De remarquables exploits et de déplorables excès dans les deux religions.

En tant que religions mondiales fondées sur une parole prétendument divine, christianisme et islam partagent une série de problématiques communes face à la liberté d’expression. Cette parole doit en fait être transmise, mais aussi interprétée et préservée des erreurs. En même temps, elle instruit la parole humaine, appelée à rechercher de façon responsable la vérité et à être prononcée ou contenue selon les circonstances. Jésus déclare que « au jour du jugement, les hommes rendront compte de toute parole vaine qu’ils auront dite  » (Mt 12,36) alors que, d’après le Coran, « Dieu n’aime pas que l’on divulgue des paroles méchantes, à moins qu’on n’en ait été victime » (4,148). Et plusieurs autres exemples du même type pourraient être cités puisant de la Bible aussi bien que du Coran ou de la Sounna. Historiquement, cette discipline de la parole, oscillant entre encouragement et inhibition, a donné lieu dans les deux religions à de remarquables exploits et à de déplorables excès à la fois. Sans même prendre en compte le fait qu’au XIVème siècle une femme comme Catherine de Sienne ait pu contribuer par la vigueur de ses exhortations à la fin de la captivité avignonnaise des papes, le sort d’une Jeanne d’Arc, d’un Jérôme Savonarole ou d’un Giordano Bruno, brûlés sur le bûcher suite à leurs condamnations pour hérésie est une blessure dans la mémoire de l’Église. En Islam, la situation n’est point différente. L’audace avec laquelle un savant comme l’imam Malik (711-795), fondateur de l’école juridique malikite, dissuada le calife Harûn al-Rashîd d’adopter une législation unifiée, parce que cela porterait atteinte à la pluralité des opinions des juristes, est compensée par la brutalité de la condamnation infligée au mystique al-Hallâj, crucifié en 922 à Bagdad pour avoir osé proclamer qu’il était la vérité.
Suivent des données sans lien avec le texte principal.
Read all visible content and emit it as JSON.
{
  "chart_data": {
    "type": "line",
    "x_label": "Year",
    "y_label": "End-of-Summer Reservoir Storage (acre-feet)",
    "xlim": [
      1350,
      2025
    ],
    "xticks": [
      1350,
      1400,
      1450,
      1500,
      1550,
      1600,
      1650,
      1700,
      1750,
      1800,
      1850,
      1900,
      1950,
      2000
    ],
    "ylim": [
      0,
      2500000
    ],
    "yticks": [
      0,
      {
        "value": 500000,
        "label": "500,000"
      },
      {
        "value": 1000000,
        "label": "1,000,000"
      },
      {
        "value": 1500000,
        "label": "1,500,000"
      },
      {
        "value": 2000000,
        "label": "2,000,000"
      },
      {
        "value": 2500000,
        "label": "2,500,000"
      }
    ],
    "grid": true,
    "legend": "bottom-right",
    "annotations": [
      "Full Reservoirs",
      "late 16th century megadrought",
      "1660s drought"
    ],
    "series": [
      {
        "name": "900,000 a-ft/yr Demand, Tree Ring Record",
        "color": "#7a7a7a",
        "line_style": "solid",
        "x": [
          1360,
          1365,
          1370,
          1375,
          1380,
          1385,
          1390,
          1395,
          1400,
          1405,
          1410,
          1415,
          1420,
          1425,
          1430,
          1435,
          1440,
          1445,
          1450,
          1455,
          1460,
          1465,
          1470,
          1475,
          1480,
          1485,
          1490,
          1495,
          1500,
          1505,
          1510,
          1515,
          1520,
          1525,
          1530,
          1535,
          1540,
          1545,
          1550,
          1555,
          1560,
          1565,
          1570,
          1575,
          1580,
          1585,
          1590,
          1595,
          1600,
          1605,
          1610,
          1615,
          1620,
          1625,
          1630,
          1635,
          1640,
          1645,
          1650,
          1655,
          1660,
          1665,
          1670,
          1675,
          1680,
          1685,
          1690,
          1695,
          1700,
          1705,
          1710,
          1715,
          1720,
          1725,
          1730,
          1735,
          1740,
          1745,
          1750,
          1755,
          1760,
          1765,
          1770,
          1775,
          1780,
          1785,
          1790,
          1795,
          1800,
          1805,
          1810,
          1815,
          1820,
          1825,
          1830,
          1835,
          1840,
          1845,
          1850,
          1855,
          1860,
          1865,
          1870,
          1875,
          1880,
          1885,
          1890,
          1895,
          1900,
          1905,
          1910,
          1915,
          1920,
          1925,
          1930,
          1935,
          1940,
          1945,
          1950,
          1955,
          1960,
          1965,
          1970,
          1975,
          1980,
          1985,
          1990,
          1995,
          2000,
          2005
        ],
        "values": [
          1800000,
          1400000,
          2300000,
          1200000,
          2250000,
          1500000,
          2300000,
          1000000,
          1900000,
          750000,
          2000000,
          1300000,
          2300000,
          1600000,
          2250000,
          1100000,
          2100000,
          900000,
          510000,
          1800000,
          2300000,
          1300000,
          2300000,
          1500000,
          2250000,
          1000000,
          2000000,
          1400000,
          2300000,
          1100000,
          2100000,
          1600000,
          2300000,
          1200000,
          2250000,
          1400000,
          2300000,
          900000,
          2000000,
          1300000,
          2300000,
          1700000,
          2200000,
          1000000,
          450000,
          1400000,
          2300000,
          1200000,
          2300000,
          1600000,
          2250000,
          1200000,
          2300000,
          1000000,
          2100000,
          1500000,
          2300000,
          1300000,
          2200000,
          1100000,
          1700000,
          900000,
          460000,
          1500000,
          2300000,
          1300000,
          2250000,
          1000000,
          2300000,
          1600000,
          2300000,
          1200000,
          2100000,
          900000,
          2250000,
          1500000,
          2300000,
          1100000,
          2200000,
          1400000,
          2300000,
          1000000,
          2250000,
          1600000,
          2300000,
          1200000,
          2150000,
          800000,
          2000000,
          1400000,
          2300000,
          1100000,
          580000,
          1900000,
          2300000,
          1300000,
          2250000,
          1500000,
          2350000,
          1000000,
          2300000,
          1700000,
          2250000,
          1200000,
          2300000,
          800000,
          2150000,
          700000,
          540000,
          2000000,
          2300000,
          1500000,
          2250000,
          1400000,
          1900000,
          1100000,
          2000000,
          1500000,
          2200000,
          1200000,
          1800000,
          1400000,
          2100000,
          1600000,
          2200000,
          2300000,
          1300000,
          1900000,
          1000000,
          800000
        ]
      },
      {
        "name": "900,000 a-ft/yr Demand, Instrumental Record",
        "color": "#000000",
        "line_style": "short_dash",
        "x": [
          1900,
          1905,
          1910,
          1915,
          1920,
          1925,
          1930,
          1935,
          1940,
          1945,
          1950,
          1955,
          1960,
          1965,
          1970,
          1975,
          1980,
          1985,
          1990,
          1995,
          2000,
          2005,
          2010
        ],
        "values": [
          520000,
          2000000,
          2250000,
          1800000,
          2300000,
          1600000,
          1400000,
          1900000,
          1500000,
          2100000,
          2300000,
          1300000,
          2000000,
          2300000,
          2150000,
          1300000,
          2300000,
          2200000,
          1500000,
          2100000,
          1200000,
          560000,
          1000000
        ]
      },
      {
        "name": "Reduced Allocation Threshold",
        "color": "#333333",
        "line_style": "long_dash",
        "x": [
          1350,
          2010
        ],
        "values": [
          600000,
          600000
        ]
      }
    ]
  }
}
Jusqu’à l’époque prémoderne, la différence la plus significative entre le christianisme et l’islam relativement à ce qu’on appellerait aujourd’hui la liberté d’expression réside dans leur différent degré d’institutionnalisation, surtout si nous nous limitons, comme je le ferai dans cet article, au christianisme catholique d’un côté et à l’islam sunnite de l’autre. Alors que l’Église se dote progressivement d’une structure visant à garantir l’uniformité de sa doctrine, la nature informelle de l’autorité dans le sunnisme permet au sein de celui-ci une plus grande pluralité.


Pour le pape, en 1791 : un droit monstrueux.

Et tout état de cause, pour analyser le rapport que ces deux religions entretiennent avec la liberté d’expression sans tomber dans l’anachronisme, il parait plus opportun de se situer au moment où cette liberté est explicitement conçue et formulée comme un droit de l’homme, c’est-à-dire après le XVIIIème siècle.

Comme on le sait, la rencontre entre l’Église catholique et les libertés modernes s’inscrit sous le signe de la méfiance, voire du conflit. En 1791, réagissant avec le Quod aliquantum à la constitution civile du clergé, le pape Pie VI condamne également « cette liberté absolue qui non seulement assure le droit de n’être point inquiétée sur ses opinions religieuses, mais qui n’accorde encore cette licence de penser, de dire, d’écrire, et même faire imprimer en matière de religion, tout ce que peut suggérer l’imagination la plus déréglée, droit monstrueux qui paraît cependant à l’Assemblée [nationale constituante] résulter de l’égalité et de la liberté naturelles » (1). Quelques années plus tard, en 1832, le pape Grégoire XVI affirme dans l’encyclique Mirari Vos que la liberté de conscience est un « délire » ouvrant la voie à « cette liberté absolue et sans frein des opinions qui, pour la ruine de l’Église et de l’État, va se répandant de toutes parts », tout en qualifiant la liberté de la presse de « funeste » et « exécrable ».

Pour appuyer ses condamnations, l’encyclique évoque entre autres Saint Augustin, pour qui « liberté de l’erreur », est une mort « funeste pour les âmes ». Au cours des décennies, la position de l’Église évolue grâce à un changement de perspective, qui lie les droits de l’homme à la dignité de la personne humaine en tant que créée à l’image de Dieu et au respect qui est dû à sa conscience. De cette manière, s’il demeure vrai que l’erreur n’a pas de droits, la personne humaine garde sa dignité, et donc ses droits, même lorsqu’elle se trompe. Les hommes ont donc le devoir de rechercher la vérité, mais cette vérité ne peut pas leur être imposée de l’extérieur.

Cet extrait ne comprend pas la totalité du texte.